Les achats d’équipements nécessaires à la fabrication d’un véhicule représentent aujourd’hui plus de trois quarts de la production de la filière. Les firmes comme PSA et Renault ont de plus en plus recours à la chaîne équipementiers – sous-traitants. La concentration du secteur, ces dernières années, et la mise en concurrence par les donneurs d’ordre est la cause de nombreuses suppressions d’emplois et de fermetures de sites. Des menaces particulières pèsent sur les usines mono activité, à l’exemple de Bosch à Rodez, où l’on ne fabrique que des pièces pour les moteurs diesel.
Le recours croissant aux intérimaires est un autre facteur de perte des emplois dénombrés en CDI. Chez Renault, sur les chaînes de montage des usines de Flins ou de Sandouville, les intérimaires peuvent représenter 80 % des effectifs. Du jamais vu jusqu’à présent !
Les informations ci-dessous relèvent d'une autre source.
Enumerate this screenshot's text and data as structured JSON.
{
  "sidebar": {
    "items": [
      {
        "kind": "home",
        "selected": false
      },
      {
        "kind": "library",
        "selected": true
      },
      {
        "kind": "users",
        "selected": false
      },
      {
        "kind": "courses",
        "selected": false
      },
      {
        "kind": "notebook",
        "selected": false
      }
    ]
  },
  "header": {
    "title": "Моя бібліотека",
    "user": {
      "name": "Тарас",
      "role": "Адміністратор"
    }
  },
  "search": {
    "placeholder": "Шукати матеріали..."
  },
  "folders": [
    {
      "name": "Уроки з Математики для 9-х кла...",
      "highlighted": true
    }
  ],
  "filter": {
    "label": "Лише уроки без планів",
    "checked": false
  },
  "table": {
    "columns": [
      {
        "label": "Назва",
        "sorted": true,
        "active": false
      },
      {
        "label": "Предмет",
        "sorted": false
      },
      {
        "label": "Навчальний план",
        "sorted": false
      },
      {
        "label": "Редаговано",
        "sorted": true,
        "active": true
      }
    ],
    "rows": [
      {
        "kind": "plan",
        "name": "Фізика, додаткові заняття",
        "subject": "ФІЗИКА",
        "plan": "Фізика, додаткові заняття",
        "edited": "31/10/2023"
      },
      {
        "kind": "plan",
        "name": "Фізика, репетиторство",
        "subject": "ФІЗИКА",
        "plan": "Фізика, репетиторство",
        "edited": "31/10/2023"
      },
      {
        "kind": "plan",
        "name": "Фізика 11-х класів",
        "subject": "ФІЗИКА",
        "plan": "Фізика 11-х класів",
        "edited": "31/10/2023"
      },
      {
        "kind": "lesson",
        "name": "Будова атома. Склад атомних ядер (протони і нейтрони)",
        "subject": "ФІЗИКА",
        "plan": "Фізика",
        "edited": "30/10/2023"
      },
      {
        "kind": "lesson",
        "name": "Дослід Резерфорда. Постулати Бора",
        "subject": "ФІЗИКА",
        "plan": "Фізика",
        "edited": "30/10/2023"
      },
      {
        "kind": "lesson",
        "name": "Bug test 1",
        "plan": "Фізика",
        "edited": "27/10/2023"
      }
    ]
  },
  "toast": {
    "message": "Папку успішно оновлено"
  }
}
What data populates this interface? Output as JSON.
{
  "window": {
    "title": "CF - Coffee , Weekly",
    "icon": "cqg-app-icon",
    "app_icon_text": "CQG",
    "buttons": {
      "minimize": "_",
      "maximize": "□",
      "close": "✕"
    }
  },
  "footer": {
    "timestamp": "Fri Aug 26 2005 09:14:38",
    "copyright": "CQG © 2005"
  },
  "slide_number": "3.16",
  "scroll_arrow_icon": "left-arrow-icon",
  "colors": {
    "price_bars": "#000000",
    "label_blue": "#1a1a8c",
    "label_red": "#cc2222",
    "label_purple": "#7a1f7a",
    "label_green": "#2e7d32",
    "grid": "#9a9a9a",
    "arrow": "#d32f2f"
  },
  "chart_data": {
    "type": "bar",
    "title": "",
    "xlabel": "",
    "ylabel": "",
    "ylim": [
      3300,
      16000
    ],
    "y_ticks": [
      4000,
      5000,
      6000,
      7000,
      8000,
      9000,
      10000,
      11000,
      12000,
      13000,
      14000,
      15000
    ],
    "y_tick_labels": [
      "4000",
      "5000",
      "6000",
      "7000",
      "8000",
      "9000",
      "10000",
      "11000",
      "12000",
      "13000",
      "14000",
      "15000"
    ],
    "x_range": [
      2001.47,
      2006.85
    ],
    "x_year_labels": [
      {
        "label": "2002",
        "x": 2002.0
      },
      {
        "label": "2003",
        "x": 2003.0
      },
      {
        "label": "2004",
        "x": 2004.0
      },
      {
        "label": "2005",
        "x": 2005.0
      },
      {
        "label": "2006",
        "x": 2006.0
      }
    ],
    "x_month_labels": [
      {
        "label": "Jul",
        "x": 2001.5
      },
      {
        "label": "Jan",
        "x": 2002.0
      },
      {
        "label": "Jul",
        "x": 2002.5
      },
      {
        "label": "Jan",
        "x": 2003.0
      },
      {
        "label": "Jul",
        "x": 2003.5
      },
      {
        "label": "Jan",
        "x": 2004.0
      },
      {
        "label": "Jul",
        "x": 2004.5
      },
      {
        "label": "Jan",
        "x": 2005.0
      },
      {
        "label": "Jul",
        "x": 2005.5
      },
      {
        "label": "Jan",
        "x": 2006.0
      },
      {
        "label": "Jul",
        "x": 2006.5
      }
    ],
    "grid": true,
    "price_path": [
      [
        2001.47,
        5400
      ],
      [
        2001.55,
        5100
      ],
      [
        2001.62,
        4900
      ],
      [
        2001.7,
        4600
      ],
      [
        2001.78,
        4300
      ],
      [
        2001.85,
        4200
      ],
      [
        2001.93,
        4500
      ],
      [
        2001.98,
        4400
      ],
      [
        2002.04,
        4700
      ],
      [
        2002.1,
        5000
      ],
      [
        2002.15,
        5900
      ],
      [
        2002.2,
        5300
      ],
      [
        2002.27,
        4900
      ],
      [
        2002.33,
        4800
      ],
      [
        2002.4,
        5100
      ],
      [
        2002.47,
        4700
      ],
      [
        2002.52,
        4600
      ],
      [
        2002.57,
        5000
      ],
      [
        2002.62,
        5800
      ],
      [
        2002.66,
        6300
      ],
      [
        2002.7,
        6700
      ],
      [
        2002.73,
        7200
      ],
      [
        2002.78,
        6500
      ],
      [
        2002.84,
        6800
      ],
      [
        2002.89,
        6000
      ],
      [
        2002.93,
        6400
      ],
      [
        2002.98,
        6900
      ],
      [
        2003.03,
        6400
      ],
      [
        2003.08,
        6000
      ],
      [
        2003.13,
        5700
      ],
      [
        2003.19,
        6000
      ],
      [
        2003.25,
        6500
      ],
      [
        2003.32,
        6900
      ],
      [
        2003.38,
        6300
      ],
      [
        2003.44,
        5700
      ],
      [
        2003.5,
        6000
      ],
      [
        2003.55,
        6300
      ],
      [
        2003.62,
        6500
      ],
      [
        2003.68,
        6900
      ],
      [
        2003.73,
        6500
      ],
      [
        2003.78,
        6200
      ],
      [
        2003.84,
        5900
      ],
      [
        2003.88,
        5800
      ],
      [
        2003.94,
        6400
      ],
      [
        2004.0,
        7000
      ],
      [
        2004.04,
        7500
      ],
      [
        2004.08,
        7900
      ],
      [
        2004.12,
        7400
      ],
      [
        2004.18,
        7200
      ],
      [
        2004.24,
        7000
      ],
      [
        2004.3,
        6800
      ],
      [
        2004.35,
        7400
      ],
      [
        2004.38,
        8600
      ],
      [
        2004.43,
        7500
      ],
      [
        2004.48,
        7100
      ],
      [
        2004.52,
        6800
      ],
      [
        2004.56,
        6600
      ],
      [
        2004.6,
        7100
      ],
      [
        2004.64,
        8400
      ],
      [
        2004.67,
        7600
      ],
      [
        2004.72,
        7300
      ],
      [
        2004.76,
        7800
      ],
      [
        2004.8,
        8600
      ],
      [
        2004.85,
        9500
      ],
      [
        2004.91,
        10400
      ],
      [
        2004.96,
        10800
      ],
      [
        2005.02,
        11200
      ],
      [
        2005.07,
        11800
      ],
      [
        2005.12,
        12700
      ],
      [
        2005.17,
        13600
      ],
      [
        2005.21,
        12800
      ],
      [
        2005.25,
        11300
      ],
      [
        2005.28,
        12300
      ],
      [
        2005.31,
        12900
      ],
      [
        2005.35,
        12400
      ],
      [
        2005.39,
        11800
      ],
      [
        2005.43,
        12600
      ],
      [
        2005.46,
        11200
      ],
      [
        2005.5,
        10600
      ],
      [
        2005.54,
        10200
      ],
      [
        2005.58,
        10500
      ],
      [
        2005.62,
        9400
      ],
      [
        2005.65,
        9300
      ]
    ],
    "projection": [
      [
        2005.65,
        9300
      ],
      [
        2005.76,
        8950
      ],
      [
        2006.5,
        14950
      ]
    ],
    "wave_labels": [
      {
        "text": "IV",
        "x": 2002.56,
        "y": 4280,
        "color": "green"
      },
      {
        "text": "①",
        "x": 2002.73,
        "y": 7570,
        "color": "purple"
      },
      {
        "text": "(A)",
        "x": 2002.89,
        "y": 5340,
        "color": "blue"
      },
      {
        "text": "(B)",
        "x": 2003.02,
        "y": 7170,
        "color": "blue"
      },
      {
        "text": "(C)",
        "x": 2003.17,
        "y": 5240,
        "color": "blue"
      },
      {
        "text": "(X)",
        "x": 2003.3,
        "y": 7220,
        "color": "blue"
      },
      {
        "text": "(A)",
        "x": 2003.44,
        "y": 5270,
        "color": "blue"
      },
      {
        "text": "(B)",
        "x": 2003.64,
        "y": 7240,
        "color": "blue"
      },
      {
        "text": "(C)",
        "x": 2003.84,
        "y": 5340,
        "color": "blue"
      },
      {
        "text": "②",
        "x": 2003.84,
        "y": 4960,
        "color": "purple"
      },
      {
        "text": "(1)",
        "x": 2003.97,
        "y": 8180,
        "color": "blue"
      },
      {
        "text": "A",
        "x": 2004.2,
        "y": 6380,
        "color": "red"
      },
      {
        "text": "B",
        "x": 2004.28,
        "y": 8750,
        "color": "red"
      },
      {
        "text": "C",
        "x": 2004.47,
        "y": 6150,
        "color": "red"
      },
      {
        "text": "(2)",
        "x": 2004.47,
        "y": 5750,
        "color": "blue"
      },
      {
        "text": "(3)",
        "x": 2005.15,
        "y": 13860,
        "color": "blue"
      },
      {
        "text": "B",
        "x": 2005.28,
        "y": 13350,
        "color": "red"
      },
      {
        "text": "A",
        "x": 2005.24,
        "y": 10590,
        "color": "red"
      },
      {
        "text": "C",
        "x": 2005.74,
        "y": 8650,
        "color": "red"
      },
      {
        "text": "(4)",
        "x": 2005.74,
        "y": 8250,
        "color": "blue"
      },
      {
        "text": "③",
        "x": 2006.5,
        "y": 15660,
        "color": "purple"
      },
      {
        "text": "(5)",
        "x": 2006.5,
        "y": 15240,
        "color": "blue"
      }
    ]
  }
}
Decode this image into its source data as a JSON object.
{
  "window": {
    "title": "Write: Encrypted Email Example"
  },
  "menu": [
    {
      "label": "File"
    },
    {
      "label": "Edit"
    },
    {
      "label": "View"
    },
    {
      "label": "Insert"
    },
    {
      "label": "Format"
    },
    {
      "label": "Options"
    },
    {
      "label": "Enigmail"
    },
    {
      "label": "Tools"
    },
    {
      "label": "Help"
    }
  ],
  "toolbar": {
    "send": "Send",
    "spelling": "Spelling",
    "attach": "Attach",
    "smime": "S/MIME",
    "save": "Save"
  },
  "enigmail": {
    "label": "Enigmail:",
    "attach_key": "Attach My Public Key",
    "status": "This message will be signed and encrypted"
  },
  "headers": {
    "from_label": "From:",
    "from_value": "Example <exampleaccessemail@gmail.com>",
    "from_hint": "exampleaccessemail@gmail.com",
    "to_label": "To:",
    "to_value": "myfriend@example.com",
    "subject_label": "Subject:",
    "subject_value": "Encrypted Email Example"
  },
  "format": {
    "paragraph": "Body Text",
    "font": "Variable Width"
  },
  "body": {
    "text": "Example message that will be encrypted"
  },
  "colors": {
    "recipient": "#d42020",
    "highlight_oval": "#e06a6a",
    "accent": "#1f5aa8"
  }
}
Ces dix dernières années, la chute des effectifs en France a été plus rapide que la chute de la production. On est passé de 16,2 voitures produites par salarié en 2010 à 20 voitures aujourd’hui. Une moyenne qui agrège bureaux d’études et usines, ce qui signifie que l’augmentation de la production par ouvrier dans les usines de fabrication ou de montage a été bien supérieure. D’où l’intensification du travail supportée chaque jour dans les ateliers et les services, avec des techniques de contrôle et de harcèlement de plus en plus sophistiquées.
Des discontinuités dans les capacités de résistance
Le patronat a pu fermer presque toutes les usines qu’il avait décidé. Notamment celles de PSA Aulnay et de Ford Blanquefort. Les résistances qui s’y sont manifestées, et s’y manifestent encore à Ford, sont des exemples dont d’autres luttes s’emparent.
Tout empiètement sur la domination du capital, toute victoire partielle ne peut que favoriser les luttes d’ensemble nécessaires. Mais c’est une illusion de laisser croire que les capitalistes pourraient créer de l’emploi en relançant massivement une production dont l’usage sera de plus en plus limité et ravageur pour le climat.
Plus de bagnoles inutilisables ne créeront pas d’emplois ! Les besoins sociaux à satisfaire en préservant l’environnement sont pourtant nombreux : voilà qui pourrait générer des emplois utiles. Des transports par chemin de fer pour le fret plutôt que l’actuelle prolifération de camions, des moyens pour en finir avec le tout-voiture individuelle ! Entre l’utilité sociale pour la majorité et les profits de quelques uns, il faut choisir.